猎黝黑的脸上没有得意,只有沉稳:“是兄弟们齐心。南边的东西,比鳞爪部落更诡异难缠。”他顿了顿,压低声音,“首领,我感觉那腐沼之主,似乎对您……或者对您的戒指,格外‘注意’。”
秦霄目光微动:“你也感觉到了?”
猎点头:“最后那一下,它的目标很明确。它退走时,不像单纯的忌惮,更像是一种……审视?”
秦霄沉默地咀嚼着肉干,猎的感觉与他一致。归墟戒与腐沼之主,仿佛是两种相互克制的力量。这次接触,恐怕只是开端。
“回去后,南边的防御策略必须彻底调整。”秦霄沉声道,“不能再依赖固定防线,需要机动巡逻、预警机制,以及……能克制那种堕落气息的方法。”
猎郑重应下:“明白,我们听首领的。”
一夜在不安中度过,沼泽深处隐约的异响依旧扰人心神。
第二天黎明,队伍再次启程。两天后,“新京”那依山而建的熟悉轮廓终于映入眼帘。看到家园,队伍中响起压抑的欢呼,随即又沉寂下去——他们带回了伤亡和更严峻的消息。
得到消息的老陈、水芸和柳青城早已带人在外围等候。看到减员的队伍和担架上的重伤员,众人的心都揪紧了。
柳青城第一时间上前,关切地查看秦霄,确认他并无大碍后,才松了口气,立刻指挥医疗队接手伤员。岩被迅速送往医疗区进行进一步救治。
“情况怎么样?”老陈拄着拐杖,脸色凝重地问。
秦霄将南行的经历,特别是遭遇“水沼潜伏者”和“腐沼之主”的过程,简要告知了三人。
听到那山峦般的黑影和跨越数百米攻击的触手,老陈、水芸和柳青城的脸色都变得无比严肃。他们意识到,南方潜藏着的,是一个与鳞爪部落截然不同、更加诡异强大的敌人。

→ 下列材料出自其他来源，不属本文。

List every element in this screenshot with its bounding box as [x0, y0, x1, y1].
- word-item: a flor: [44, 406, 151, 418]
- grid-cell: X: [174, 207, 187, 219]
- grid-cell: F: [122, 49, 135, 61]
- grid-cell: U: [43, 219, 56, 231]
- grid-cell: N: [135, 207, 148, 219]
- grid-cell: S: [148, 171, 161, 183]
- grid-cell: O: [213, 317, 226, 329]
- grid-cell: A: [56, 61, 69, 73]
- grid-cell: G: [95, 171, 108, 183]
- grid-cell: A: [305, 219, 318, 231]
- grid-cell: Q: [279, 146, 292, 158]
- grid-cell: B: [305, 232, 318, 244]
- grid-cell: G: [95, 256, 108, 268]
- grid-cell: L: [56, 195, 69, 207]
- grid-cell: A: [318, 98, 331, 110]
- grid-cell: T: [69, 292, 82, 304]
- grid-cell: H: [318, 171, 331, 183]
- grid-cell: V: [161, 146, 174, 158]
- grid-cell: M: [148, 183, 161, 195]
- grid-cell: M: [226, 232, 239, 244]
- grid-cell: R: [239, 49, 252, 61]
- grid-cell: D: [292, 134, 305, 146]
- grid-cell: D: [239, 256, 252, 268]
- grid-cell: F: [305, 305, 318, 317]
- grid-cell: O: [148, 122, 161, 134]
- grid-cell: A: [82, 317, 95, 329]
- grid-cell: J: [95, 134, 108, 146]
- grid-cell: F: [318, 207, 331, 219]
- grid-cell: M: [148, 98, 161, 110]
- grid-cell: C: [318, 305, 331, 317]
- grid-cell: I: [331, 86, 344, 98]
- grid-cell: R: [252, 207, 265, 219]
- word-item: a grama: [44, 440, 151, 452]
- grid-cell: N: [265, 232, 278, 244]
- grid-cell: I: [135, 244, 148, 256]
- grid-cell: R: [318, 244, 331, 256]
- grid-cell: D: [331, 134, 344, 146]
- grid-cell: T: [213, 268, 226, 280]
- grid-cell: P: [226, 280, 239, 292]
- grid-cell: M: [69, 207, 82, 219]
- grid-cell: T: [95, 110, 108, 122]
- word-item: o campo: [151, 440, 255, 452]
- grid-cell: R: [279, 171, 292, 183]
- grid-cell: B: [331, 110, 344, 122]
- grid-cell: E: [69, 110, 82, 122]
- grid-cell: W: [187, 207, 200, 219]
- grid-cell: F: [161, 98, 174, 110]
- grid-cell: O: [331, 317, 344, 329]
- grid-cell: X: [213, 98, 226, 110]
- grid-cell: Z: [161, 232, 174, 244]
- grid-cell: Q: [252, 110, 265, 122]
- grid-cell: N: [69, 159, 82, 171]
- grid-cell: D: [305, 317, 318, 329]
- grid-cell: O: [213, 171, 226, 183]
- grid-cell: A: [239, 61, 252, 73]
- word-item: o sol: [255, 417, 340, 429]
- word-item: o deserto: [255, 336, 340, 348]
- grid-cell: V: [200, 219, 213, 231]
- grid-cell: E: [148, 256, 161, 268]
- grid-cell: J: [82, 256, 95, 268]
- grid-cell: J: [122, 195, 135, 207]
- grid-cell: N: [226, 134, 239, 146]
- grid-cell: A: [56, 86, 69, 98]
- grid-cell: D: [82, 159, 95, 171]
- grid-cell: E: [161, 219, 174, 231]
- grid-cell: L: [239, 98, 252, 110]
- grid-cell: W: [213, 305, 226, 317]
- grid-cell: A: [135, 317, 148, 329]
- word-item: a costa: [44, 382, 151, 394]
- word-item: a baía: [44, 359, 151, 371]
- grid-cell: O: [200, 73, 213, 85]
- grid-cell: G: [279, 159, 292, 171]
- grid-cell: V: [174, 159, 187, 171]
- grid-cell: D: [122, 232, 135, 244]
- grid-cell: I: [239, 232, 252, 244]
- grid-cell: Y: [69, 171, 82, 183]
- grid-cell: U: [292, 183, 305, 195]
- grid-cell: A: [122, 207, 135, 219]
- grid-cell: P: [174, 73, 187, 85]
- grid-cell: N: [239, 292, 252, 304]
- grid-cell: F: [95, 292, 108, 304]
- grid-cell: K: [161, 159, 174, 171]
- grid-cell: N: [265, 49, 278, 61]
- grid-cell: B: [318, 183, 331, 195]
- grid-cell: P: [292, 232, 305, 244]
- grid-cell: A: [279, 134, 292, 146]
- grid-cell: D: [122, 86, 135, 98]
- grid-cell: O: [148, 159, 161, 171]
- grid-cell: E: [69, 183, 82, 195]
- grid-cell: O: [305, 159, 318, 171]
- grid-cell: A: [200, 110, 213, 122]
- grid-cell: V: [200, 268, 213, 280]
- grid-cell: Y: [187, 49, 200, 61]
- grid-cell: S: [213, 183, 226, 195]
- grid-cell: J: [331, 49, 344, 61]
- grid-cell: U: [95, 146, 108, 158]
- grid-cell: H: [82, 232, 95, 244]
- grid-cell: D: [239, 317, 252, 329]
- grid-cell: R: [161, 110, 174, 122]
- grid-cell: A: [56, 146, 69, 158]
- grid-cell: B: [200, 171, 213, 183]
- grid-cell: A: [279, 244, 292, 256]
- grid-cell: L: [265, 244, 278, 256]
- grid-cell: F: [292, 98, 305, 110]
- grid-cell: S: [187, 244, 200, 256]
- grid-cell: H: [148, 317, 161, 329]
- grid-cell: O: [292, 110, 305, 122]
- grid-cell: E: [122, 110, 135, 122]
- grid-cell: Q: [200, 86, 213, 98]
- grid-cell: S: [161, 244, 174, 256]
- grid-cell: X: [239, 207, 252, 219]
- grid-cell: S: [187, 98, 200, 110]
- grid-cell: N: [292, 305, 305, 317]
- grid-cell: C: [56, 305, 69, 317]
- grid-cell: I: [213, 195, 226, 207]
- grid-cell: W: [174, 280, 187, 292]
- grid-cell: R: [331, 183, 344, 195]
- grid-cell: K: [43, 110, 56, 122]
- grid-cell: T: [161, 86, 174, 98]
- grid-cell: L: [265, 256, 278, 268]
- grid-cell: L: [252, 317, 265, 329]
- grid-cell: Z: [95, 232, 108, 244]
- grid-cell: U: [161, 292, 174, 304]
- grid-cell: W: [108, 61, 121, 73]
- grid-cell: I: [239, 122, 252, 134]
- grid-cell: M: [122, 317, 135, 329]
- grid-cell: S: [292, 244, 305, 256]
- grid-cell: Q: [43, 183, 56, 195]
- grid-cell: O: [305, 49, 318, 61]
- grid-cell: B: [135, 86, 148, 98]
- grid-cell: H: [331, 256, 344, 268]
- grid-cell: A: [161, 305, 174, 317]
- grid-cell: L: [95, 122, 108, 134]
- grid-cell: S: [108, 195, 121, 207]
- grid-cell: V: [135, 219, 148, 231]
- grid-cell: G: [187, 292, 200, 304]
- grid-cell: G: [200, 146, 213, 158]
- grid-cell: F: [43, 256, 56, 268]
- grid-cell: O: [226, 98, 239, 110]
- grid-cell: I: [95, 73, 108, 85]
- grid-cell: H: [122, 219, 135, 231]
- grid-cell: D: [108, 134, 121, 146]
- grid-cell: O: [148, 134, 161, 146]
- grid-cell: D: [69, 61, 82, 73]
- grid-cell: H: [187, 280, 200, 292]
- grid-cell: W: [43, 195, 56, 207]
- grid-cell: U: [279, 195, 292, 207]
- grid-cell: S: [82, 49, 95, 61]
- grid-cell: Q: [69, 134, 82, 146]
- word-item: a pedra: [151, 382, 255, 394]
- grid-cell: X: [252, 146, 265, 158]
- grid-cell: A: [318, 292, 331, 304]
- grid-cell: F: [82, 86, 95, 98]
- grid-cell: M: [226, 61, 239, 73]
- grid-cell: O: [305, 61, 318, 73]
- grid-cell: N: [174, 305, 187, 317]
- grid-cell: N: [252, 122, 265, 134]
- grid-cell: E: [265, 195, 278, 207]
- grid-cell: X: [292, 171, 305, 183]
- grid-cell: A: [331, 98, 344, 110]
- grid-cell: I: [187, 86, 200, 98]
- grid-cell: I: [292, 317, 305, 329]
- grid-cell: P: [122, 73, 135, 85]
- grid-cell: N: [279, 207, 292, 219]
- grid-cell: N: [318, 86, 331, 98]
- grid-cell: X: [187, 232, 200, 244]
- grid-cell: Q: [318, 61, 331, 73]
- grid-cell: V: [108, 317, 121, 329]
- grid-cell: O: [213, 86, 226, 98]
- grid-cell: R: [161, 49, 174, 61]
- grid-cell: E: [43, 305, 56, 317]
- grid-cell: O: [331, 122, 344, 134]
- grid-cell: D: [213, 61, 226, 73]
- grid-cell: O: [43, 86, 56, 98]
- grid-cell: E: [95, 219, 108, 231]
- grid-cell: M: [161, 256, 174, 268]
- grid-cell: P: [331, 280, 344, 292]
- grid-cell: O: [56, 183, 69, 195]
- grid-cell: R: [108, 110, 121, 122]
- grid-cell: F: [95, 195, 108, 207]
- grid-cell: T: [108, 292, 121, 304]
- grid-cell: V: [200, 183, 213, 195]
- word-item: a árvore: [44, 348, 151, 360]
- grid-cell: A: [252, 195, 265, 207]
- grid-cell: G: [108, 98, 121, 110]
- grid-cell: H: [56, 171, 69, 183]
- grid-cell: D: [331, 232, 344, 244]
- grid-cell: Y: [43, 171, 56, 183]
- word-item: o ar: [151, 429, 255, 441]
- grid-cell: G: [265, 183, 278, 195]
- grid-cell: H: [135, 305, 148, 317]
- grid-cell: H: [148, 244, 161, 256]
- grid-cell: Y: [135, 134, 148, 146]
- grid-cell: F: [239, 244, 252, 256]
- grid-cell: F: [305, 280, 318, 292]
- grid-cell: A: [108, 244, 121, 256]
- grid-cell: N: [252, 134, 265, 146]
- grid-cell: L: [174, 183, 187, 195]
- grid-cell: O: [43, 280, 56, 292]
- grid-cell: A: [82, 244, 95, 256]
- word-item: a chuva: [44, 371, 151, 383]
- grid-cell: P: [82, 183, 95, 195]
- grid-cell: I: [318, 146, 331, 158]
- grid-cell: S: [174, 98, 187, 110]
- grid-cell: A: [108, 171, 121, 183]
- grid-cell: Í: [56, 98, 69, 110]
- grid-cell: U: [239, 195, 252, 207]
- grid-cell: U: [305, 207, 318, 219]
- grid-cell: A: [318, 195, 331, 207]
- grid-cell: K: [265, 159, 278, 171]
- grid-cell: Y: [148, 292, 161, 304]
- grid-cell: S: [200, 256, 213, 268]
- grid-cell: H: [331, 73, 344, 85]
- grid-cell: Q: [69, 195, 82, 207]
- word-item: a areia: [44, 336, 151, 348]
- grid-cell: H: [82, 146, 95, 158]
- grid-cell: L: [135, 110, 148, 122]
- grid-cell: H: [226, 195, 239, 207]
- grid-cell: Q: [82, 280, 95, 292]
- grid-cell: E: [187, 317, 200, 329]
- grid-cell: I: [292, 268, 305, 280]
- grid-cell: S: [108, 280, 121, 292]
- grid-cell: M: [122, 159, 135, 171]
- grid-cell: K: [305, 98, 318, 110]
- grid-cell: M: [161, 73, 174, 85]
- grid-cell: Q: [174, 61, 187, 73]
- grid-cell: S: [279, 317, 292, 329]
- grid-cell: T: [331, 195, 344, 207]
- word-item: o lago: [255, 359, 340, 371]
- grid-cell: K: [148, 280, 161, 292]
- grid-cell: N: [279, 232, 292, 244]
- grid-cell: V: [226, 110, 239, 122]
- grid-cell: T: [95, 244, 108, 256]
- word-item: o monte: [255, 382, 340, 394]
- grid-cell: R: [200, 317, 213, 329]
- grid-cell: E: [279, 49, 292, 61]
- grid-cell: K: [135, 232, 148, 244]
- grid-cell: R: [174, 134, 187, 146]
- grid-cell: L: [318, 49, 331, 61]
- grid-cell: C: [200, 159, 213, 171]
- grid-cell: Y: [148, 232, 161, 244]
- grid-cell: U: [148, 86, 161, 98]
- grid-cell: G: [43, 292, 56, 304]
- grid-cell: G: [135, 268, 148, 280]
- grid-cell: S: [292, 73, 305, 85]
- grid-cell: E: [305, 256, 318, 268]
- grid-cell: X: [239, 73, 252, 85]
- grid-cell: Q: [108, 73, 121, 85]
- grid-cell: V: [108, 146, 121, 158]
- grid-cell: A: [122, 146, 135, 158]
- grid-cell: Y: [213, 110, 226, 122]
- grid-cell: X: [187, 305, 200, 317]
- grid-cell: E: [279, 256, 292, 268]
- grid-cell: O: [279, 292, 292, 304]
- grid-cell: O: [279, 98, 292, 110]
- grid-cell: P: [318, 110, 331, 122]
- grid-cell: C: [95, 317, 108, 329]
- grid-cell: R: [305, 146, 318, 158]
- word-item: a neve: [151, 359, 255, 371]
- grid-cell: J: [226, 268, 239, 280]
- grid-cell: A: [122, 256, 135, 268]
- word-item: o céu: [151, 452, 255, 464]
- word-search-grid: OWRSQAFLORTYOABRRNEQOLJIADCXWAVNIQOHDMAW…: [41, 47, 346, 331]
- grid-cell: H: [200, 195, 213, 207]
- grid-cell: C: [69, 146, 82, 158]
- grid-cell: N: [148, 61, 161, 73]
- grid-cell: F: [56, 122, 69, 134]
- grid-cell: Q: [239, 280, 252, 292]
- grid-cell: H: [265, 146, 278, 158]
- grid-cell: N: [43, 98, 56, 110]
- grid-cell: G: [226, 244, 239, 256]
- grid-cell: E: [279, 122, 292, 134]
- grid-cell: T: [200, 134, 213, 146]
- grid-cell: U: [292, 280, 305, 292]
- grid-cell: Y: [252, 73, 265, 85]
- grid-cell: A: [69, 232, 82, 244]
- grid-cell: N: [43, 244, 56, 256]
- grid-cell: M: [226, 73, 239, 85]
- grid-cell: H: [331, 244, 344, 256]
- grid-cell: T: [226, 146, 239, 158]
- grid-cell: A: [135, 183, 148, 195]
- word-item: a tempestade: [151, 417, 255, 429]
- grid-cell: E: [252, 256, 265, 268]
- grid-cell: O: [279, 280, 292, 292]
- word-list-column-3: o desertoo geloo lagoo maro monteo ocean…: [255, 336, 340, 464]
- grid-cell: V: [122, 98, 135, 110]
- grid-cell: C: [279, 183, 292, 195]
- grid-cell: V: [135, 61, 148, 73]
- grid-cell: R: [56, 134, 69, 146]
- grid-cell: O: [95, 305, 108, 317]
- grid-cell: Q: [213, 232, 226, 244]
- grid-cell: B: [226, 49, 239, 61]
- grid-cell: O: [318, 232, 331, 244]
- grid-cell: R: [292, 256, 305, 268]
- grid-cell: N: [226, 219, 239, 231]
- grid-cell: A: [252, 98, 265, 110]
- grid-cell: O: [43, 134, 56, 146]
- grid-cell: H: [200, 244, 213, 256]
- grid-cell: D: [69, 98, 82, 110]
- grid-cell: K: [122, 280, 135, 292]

“……情况就是这样。”秦霄总结道,“南边的威胁等级完全不同,我们的防御策略和资源分配必须重新规划。”
水芸眉头紧锁:“这么说,在沼泽地建立固定防线恐怕效果有限,甚至可能成为目标。”
“没错,”秦霄点头,“我们需要机动的巡逻队,有效的预警手段,以及针对那种堕落力量的克制方法。”他下意识摩挲了一下归墟戒。
柳青城轻声道:“岩队长他们用生命换来的情报至关重要。现在最重要的是稳定人心,救治伤员,然后尽快商讨对策。”
几人一边交谈,一边走向核心区。没走多远,石锤就脸色不太好看地迎了上来。
“首领,你们可算回来了!”石锤的声音带着压抑的情绪。